Chloe's adaptation to Clivilius expressed itself through practical contribution to community needs. The environmental mapping projects that occupied much of the settlement's attention suited her particular combination of skills perfectly. Her technological expertise, though limited by available resources, proved invaluable for establishing basic data systems. She provided unofficial data encryption consulting for community records, applying her programming knowledge to protect sensitive information in circumstances where security concerns took on unfamiliar dimensions.
Marriage and Family Life
Charles and Chloe's friendship evolved naturally into courtship as they worked alongside each other in Bixbus's challenging early months. The complementary qualities that had defined their teenage partnership—his optimistic energy, her strategic depth—found new expression in the context of building a life together. By 2020, their relationship had transformed into explicit romantic commitment, formalised by courtship rituals adapted to their new circumstances.
Their wedding on 20 March 2021 united two families whose bonds had been forged through shared displacement and mutual faith. Jonathan Baker officiated the ceremony, whilst both mothers wept at the union of children they had nurtured through impossible transitions. At nineteen years old, both Charles and Chloe committed to partnership in circumstances their Adelaide selves could never have imagined. The ceremony was modest by necessity but profound in significance—a declaration that love and hope could flourish even amid the extraordinary.

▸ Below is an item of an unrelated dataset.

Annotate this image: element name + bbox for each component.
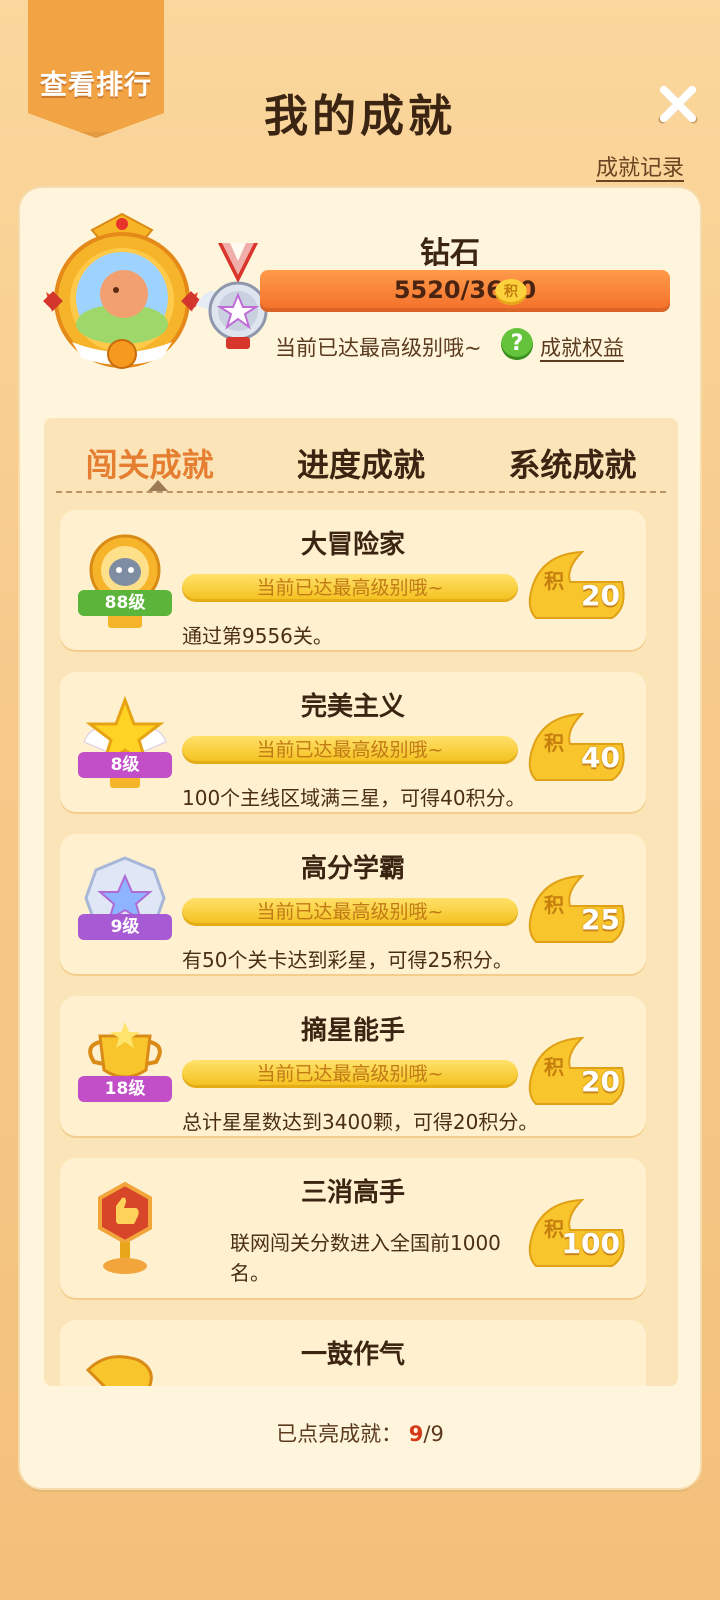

Their first child, a daughter named Hope Evelyn Smith, arrived on 8 February 2022. The name carried deliberate meaning: Hope reflecting the optimism that had sustained them through displacement, Evelyn honouring Chloe's mother whose steadfast faith had anchored the Baker family through their transition. Motherhood revealed new dimensions of Chloe's character—a fierce protectiveness beneath her analytical exterior, a capacity for tenderness that surprised those who knew only her intellectual precision.
A second child, a son named James Noah Smith, followed on 15 May 2024. The name honoured Charles's father twice over, drawing from Noah James Smith's full name to create a tribute that moved the elder Smith to tears. The arrival of a son expanded their household and deepened Charles's transformation from teenage prankster to devoted father. Chloe navigated the demands of young motherhood whilst continuing to contribute to community infrastructure, her technical skills remaining valuable even as her domestic responsibilities grew.
Their third child, a daughter named Eden Grace Smith, was born on 12 January 2025. The name Eden carried particular resonance—recognition that Clivilius, for all its strangeness, had become their garden of new beginnings. Grace completed the tribute, its spiritual significance speaking to the faith that sustained both families across worlds. The growing household established Charles and Chloe as one of Bixbus's thriving young families, embodying the settlement's trajectory from desperate survival to genuine community.